Non esiste alcuna alternativa a questo governo ed a questa maggioranza, perchè, in caso di caduta, l’Italia si troverebbe i creditori alle porte e dovrebbe varare misure di arretramento dell’attuale livello dei servizi pubblici di scuola e sanità.
Questo è nella sostanza il pensiero di Silvio Berlusconi, nel discorso alla Camera.
Una catasfrofe causata dalla spendacciona gestione prodiana, ma, anche e soprattutto dall’incapacità dei governi della Seconda Repubblica nel mantener fede agli impegni finanziari presi verso il paese di anno in anno.
Un disastro causato, secondo analisi diverse ma ampiamente condivise, dalla scelelrata riforma del Titolo V della Costituzione, che introduceva il Federalismo senza far prima fronte agli squilibri di un territorio nazionale, che fu strutturato dai Savoia e da Mussolini in funzione di logiche rivelatesi, per l’appunto, disastrose.

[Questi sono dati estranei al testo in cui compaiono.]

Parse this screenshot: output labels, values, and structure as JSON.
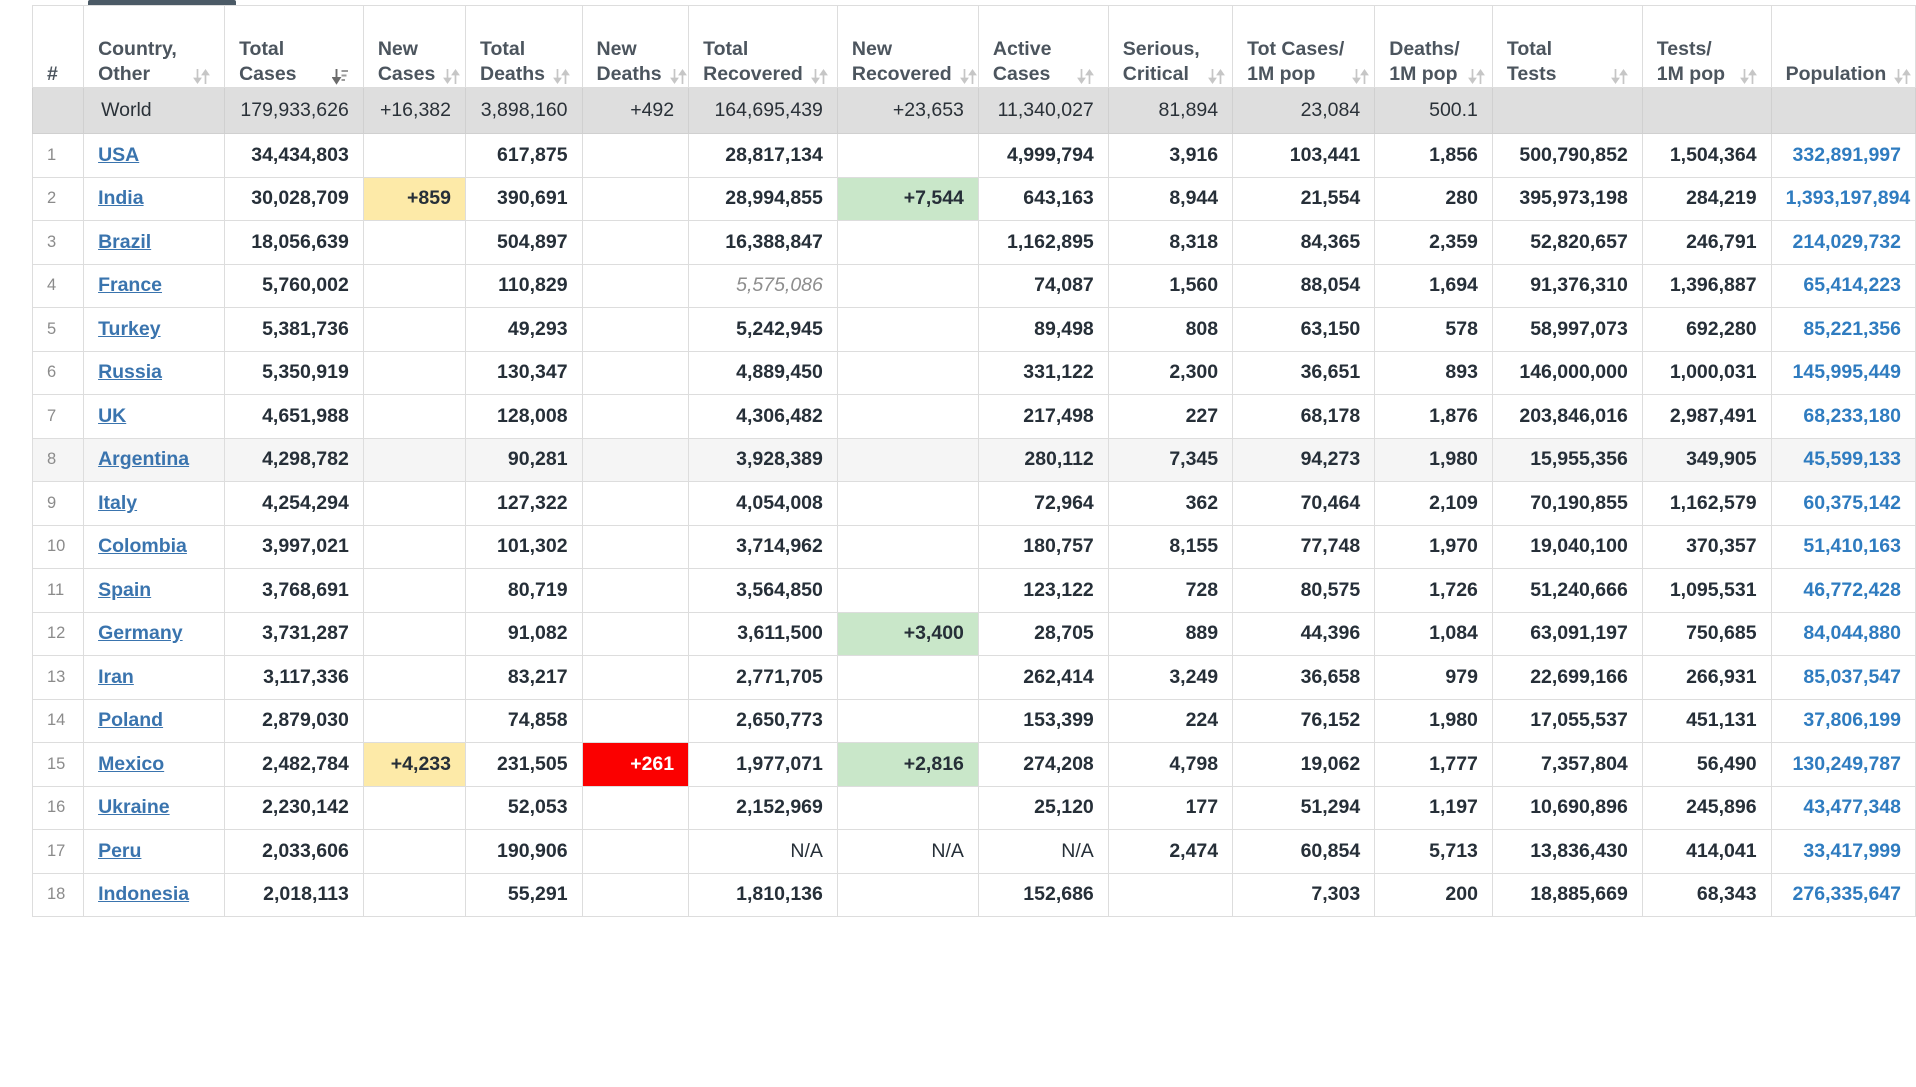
{
  "table": {
    "columns": [
      {
        "label": "#",
        "sortable": false,
        "sort_state": "none"
      },
      {
        "label": "Country,\nOther",
        "line1": "Country,",
        "line2": "Other",
        "sortable": true,
        "sort_state": "none"
      },
      {
        "label": "Total Cases",
        "line1": "Total",
        "line2": "Cases",
        "sortable": true,
        "sort_state": "desc"
      },
      {
        "label": "New Cases",
        "line1": "New",
        "line2": "Cases",
        "sortable": true,
        "sort_state": "none"
      },
      {
        "label": "Total Deaths",
        "line1": "Total",
        "line2": "Deaths",
        "sortable": true,
        "sort_state": "none"
      },
      {
        "label": "New Deaths",
        "line1": "New",
        "line2": "Deaths",
        "sortable": true,
        "sort_state": "none"
      },
      {
        "label": "Total Recovered",
        "line1": "Total",
        "line2": "Recovered",
        "sortable": true,
        "sort_state": "none"
      },
      {
        "label": "New Recovered",
        "line1": "New",
        "line2": "Recovered",
        "sortable": true,
        "sort_state": "none"
      },
      {
        "label": "Active Cases",
        "line1": "Active",
        "line2": "Cases",
        "sortable": true,
        "sort_state": "none"
      },
      {
        "label": "Serious, Critical",
        "line1": "Serious,",
        "line2": "Critical",
        "sortable": true,
        "sort_state": "none"
      },
      {
        "label": "Tot Cases/ 1M pop",
        "line1": "Tot Cases/",
        "line2": "1M pop",
        "sortable": true,
        "sort_state": "none"
      },
      {
        "label": "Deaths/ 1M pop",
        "line1": "Deaths/",
        "line2": "1M pop",
        "sortable": true,
        "sort_state": "none"
      },
      {
        "label": "Total Tests",
        "line1": "Total",
        "line2": "Tests",
        "sortable": true,
        "sort_state": "none"
      },
      {
        "label": "Tests/ 1M pop",
        "line1": "Tests/",
        "line2": "1M pop",
        "sortable": true,
        "sort_state": "none"
      },
      {
        "label": "Population",
        "line1": "",
        "line2": "Population",
        "sortable": true,
        "sort_state": "none"
      }
    ],
    "world_row": {
      "rank": "",
      "country": "World",
      "total_cases": "179,933,626",
      "new_cases": "+16,382",
      "total_deaths": "3,898,160",
      "new_deaths": "+492",
      "total_recovered": "164,695,439",
      "new_recovered": "+23,653",
      "active_cases": "11,340,027",
      "serious_critical": "81,894",
      "tot_cases_1m": "23,084",
      "deaths_1m": "500.1",
      "total_tests": "",
      "tests_1m": "",
      "population": ""
    },
    "rows": [
      {
        "rank": "1",
        "country": "USA",
        "total_cases": "34,434,803",
        "new_cases": "",
        "total_deaths": "617,875",
        "new_deaths": "",
        "total_recovered": "28,817,134",
        "new_recovered": "",
        "active_cases": "4,999,794",
        "serious_critical": "3,916",
        "tot_cases_1m": "103,441",
        "deaths_1m": "1,856",
        "total_tests": "500,790,852",
        "tests_1m": "1,504,364",
        "population": "332,891,997",
        "highlight_row": false,
        "hl_new_cases": "",
        "hl_new_deaths": "",
        "hl_new_recovered": "",
        "recovered_italic": false
      },
      {
        "rank": "2",
        "country": "India",
        "total_cases": "30,028,709",
        "new_cases": "+859",
        "total_deaths": "390,691",
        "new_deaths": "",
        "total_recovered": "28,994,855",
        "new_recovered": "+7,544",
        "active_cases": "643,163",
        "serious_critical": "8,944",
        "tot_cases_1m": "21,554",
        "deaths_1m": "280",
        "total_tests": "395,973,198",
        "tests_1m": "284,219",
        "population": "1,393,197,894",
        "highlight_row": false,
        "hl_new_cases": "yellow",
        "hl_new_deaths": "",
        "hl_new_recovered": "green",
        "recovered_italic": false
      },
      {
        "rank": "3",
        "country": "Brazil",
        "total_cases": "18,056,639",
        "new_cases": "",
        "total_deaths": "504,897",
        "new_deaths": "",
        "total_recovered": "16,388,847",
        "new_recovered": "",
        "active_cases": "1,162,895",
        "serious_critical": "8,318",
        "tot_cases_1m": "84,365",
        "deaths_1m": "2,359",
        "total_tests": "52,820,657",
        "tests_1m": "246,791",
        "population": "214,029,732",
        "highlight_row": false,
        "hl_new_cases": "",
        "hl_new_deaths": "",
        "hl_new_recovered": "",
        "recovered_italic": false
      },
      {
        "rank": "4",
        "country": "France",
        "total_cases": "5,760,002",
        "new_cases": "",
        "total_deaths": "110,829",
        "new_deaths": "",
        "total_recovered": "5,575,086",
        "new_recovered": "",
        "active_cases": "74,087",
        "serious_critical": "1,560",
        "tot_cases_1m": "88,054",
        "deaths_1m": "1,694",
        "total_tests": "91,376,310",
        "tests_1m": "1,396,887",
        "population": "65,414,223",
        "highlight_row": false,
        "hl_new_cases": "",
        "hl_new_deaths": "",
        "hl_new_recovered": "",
        "recovered_italic": true
      },
      {
        "rank": "5",
        "country": "Turkey",
        "total_cases": "5,381,736",
        "new_cases": "",
        "total_deaths": "49,293",
        "new_deaths": "",
        "total_recovered": "5,242,945",
        "new_recovered": "",
        "active_cases": "89,498",
        "serious_critical": "808",
        "tot_cases_1m": "63,150",
        "deaths_1m": "578",
        "total_tests": "58,997,073",
        "tests_1m": "692,280",
        "population": "85,221,356",
        "highlight_row": false,
        "hl_new_cases": "",
        "hl_new_deaths": "",
        "hl_new_recovered": "",
        "recovered_italic": false
      },
      {
        "rank": "6",
        "country": "Russia",
        "total_cases": "5,350,919",
        "new_cases": "",
        "total_deaths": "130,347",
        "new_deaths": "",
        "total_recovered": "4,889,450",
        "new_recovered": "",
        "active_cases": "331,122",
        "serious_critical": "2,300",
        "tot_cases_1m": "36,651",
        "deaths_1m": "893",
        "total_tests": "146,000,000",
        "tests_1m": "1,000,031",
        "population": "145,995,449",
        "highlight_row": false,
        "hl_new_cases": "",
        "hl_new_deaths": "",
        "hl_new_recovered": "",
        "recovered_italic": false
      },
      {
        "rank": "7",
        "country": "UK",
        "total_cases": "4,651,988",
        "new_cases": "",
        "total_deaths": "128,008",
        "new_deaths": "",
        "total_recovered": "4,306,482",
        "new_recovered": "",
        "active_cases": "217,498",
        "serious_critical": "227",
        "tot_cases_1m": "68,178",
        "deaths_1m": "1,876",
        "total_tests": "203,846,016",
        "tests_1m": "2,987,491",
        "population": "68,233,180",
        "highlight_row": false,
        "hl_new_cases": "",
        "hl_new_deaths": "",
        "hl_new_recovered": "",
        "recovered_italic": false
      },
      {
        "rank": "8",
        "country": "Argentina",
        "total_cases": "4,298,782",
        "new_cases": "",
        "total_deaths": "90,281",
        "new_deaths": "",
        "total_recovered": "3,928,389",
        "new_recovered": "",
        "active_cases": "280,112",
        "serious_critical": "7,345",
        "tot_cases_1m": "94,273",
        "deaths_1m": "1,980",
        "total_tests": "15,955,356",
        "tests_1m": "349,905",
        "population": "45,599,133",
        "highlight_row": true,
        "hl_new_cases": "",
        "hl_new_deaths": "",
        "hl_new_recovered": "",
        "recovered_italic": false
      },
      {
        "rank": "9",
        "country": "Italy",
        "total_cases": "4,254,294",
        "new_cases": "",
        "total_deaths": "127,322",
        "new_deaths": "",
        "total_recovered": "4,054,008",
        "new_recovered": "",
        "active_cases": "72,964",
        "serious_critical": "362",
        "tot_cases_1m": "70,464",
        "deaths_1m": "2,109",
        "total_tests": "70,190,855",
        "tests_1m": "1,162,579",
        "population": "60,375,142",
        "highlight_row": false,
        "hl_new_cases": "",
        "hl_new_deaths": "",
        "hl_new_recovered": "",
        "recovered_italic": false
      },
      {
        "rank": "10",
        "country": "Colombia",
        "total_cases": "3,997,021",
        "new_cases": "",
        "total_deaths": "101,302",
        "new_deaths": "",
        "total_recovered": "3,714,962",
        "new_recovered": "",
        "active_cases": "180,757",
        "serious_critical": "8,155",
        "tot_cases_1m": "77,748",
        "deaths_1m": "1,970",
        "total_tests": "19,040,100",
        "tests_1m": "370,357",
        "population": "51,410,163",
        "highlight_row": false,
        "hl_new_cases": "",
        "hl_new_deaths": "",
        "hl_new_recovered": "",
        "recovered_italic": false
      },
      {
        "rank": "11",
        "country": "Spain",
        "total_cases": "3,768,691",
        "new_cases": "",
        "total_deaths": "80,719",
        "new_deaths": "",
        "total_recovered": "3,564,850",
        "new_recovered": "",
        "active_cases": "123,122",
        "serious_critical": "728",
        "tot_cases_1m": "80,575",
        "deaths_1m": "1,726",
        "total_tests": "51,240,666",
        "tests_1m": "1,095,531",
        "population": "46,772,428",
        "highlight_row": false,
        "hl_new_cases": "",
        "hl_new_deaths": "",
        "hl_new_recovered": "",
        "recovered_italic": false
      },
      {
        "rank": "12",
        "country": "Germany",
        "total_cases": "3,731,287",
        "new_cases": "",
        "total_deaths": "91,082",
        "new_deaths": "",
        "total_recovered": "3,611,500",
        "new_recovered": "+3,400",
        "active_cases": "28,705",
        "serious_critical": "889",
        "tot_cases_1m": "44,396",
        "deaths_1m": "1,084",
        "total_tests": "63,091,197",
        "tests_1m": "750,685",
        "population": "84,044,880",
        "highlight_row": false,
        "hl_new_cases": "",
        "hl_new_deaths": "",
        "hl_new_recovered": "green",
        "recovered_italic": false
      },
      {
        "rank": "13",
        "country": "Iran",
        "total_cases": "3,117,336",
        "new_cases": "",
        "total_deaths": "83,217",
        "new_deaths": "",
        "total_recovered": "2,771,705",
        "new_recovered": "",
        "active_cases": "262,414",
        "serious_critical": "3,249",
        "tot_cases_1m": "36,658",
        "deaths_1m": "979",
        "total_tests": "22,699,166",
        "tests_1m": "266,931",
        "population": "85,037,547",
        "highlight_row": false,
        "hl_new_cases": "",
        "hl_new_deaths": "",
        "hl_new_recovered": "",
        "recovered_italic": false
      },
      {
        "rank": "14",
        "country": "Poland",
        "total_cases": "2,879,030",
        "new_cases": "",
        "total_deaths": "74,858",
        "new_deaths": "",
        "total_recovered": "2,650,773",
        "new_recovered": "",
        "active_cases": "153,399",
        "serious_critical": "224",
        "tot_cases_1m": "76,152",
        "deaths_1m": "1,980",
        "total_tests": "17,055,537",
        "tests_1m": "451,131",
        "population": "37,806,199",
        "highlight_row": false,
        "hl_new_cases": "",
        "hl_new_deaths": "",
        "hl_new_recovered": "",
        "recovered_italic": false
      },
      {
        "rank": "15",
        "country": "Mexico",
        "total_cases": "2,482,784",
        "new_cases": "+4,233",
        "total_deaths": "231,505",
        "new_deaths": "+261",
        "total_recovered": "1,977,071",
        "new_recovered": "+2,816",
        "active_cases": "274,208",
        "serious_critical": "4,798",
        "tot_cases_1m": "19,062",
        "deaths_1m": "1,777",
        "total_tests": "7,357,804",
        "tests_1m": "56,490",
        "population": "130,249,787",
        "highlight_row": false,
        "hl_new_cases": "yellow",
        "hl_new_deaths": "red",
        "hl_new_recovered": "green",
        "recovered_italic": false
      },
      {
        "rank": "16",
        "country": "Ukraine",
        "total_cases": "2,230,142",
        "new_cases": "",
        "total_deaths": "52,053",
        "new_deaths": "",
        "total_recovered": "2,152,969",
        "new_recovered": "",
        "active_cases": "25,120",
        "serious_critical": "177",
        "tot_cases_1m": "51,294",
        "deaths_1m": "1,197",
        "total_tests": "10,690,896",
        "tests_1m": "245,896",
        "population": "43,477,348",
        "highlight_row": false,
        "hl_new_cases": "",
        "hl_new_deaths": "",
        "hl_new_recovered": "",
        "recovered_italic": false
      },
      {
        "rank": "17",
        "country": "Peru",
        "total_cases": "2,033,606",
        "new_cases": "",
        "total_deaths": "190,906",
        "new_deaths": "",
        "total_recovered": "N/A",
        "new_recovered": "N/A",
        "active_cases": "N/A",
        "serious_critical": "2,474",
        "tot_cases_1m": "60,854",
        "deaths_1m": "5,713",
        "total_tests": "13,836,430",
        "tests_1m": "414,041",
        "population": "33,417,999",
        "highlight_row": false,
        "hl_new_cases": "",
        "hl_new_deaths": "",
        "hl_new_recovered": "",
        "recovered_italic": false
      },
      {
        "rank": "18",
        "country": "Indonesia",
        "total_cases": "2,018,113",
        "new_cases": "",
        "total_deaths": "55,291",
        "new_deaths": "",
        "total_recovered": "1,810,136",
        "new_recovered": "",
        "active_cases": "152,686",
        "serious_critical": "",
        "tot_cases_1m": "7,303",
        "deaths_1m": "200",
        "total_tests": "18,885,669",
        "tests_1m": "68,343",
        "population": "276,335,647",
        "highlight_row": false,
        "hl_new_cases": "",
        "hl_new_deaths": "",
        "hl_new_recovered": "",
        "recovered_italic": false
      }
    ]
  },
  "colors": {
    "link": "#3a74ae",
    "population_link": "#2f7cc0",
    "highlight_yellow": "#fdeaa8",
    "highlight_green": "#c9e7c9",
    "highlight_red": "#fb0000",
    "world_row_bg": "#dedede",
    "hover_row_bg": "#f5f5f5"
  }
}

Una riforma, quella del Titolo V, che, per altro, ridefiniva i poteri della politica, in termini territoriali, ma non ristrutturava nè i ruoli ne le gerarchie interne delle principali istituzioni affini alla politica: sindacato e magistratura.
Uno sperpero globalizzato, se pensiamo all’impennata del numero di cariche, dirigenze, sedi di rappresentanza, auto blu, consulenze, esternalizzazioni e chi più ne ha più ne metta.
Se non verrà messa fine a questa emorragia di denaro e di management, non basterà la riforma fiscale, preannunciata da Tremonti e confermata, in questi minuti, da Berlusconi.
Una riforma fiscale che, nota bene, potrebbe somigliare ad una patrimoniale se l’obiettivo è quello di alleggerire i ceti bassi o le aziende e di caricare “chi ha il gippone”, per usare un’espressione di Tremonti.
Un sistema tutto da capire, se verrà affiancato da un incremento delel tasse e tributi locali, già esosi nelle regioni più disastrate.
Senza contare che l’ipotesi di incrementare le funzioni ministeriali con sedi al Nord non può altro che portare nel tempo ad un ulteriore incremento della spesa, essendo un elemento che innalza il livello di complessità strutturale del sistema.
Infine, la spesa pubblica, che Berlusconi promette di non tagliare quando afferma che il “pubblico impiego non si tocca”, come “non si toccano” scuola e sanità. Considerato che sono in larga parte spese di personale, che potrebbero essere notevolmente alleggerite con un coraggioso prepensionamento e riducendo il costo della governance, ovvero il numero di politici e direttori.
Il problema, dunque, non è finanziario, ha ragione Tremonti a dire che l’Italia ha ancora una sua solidità.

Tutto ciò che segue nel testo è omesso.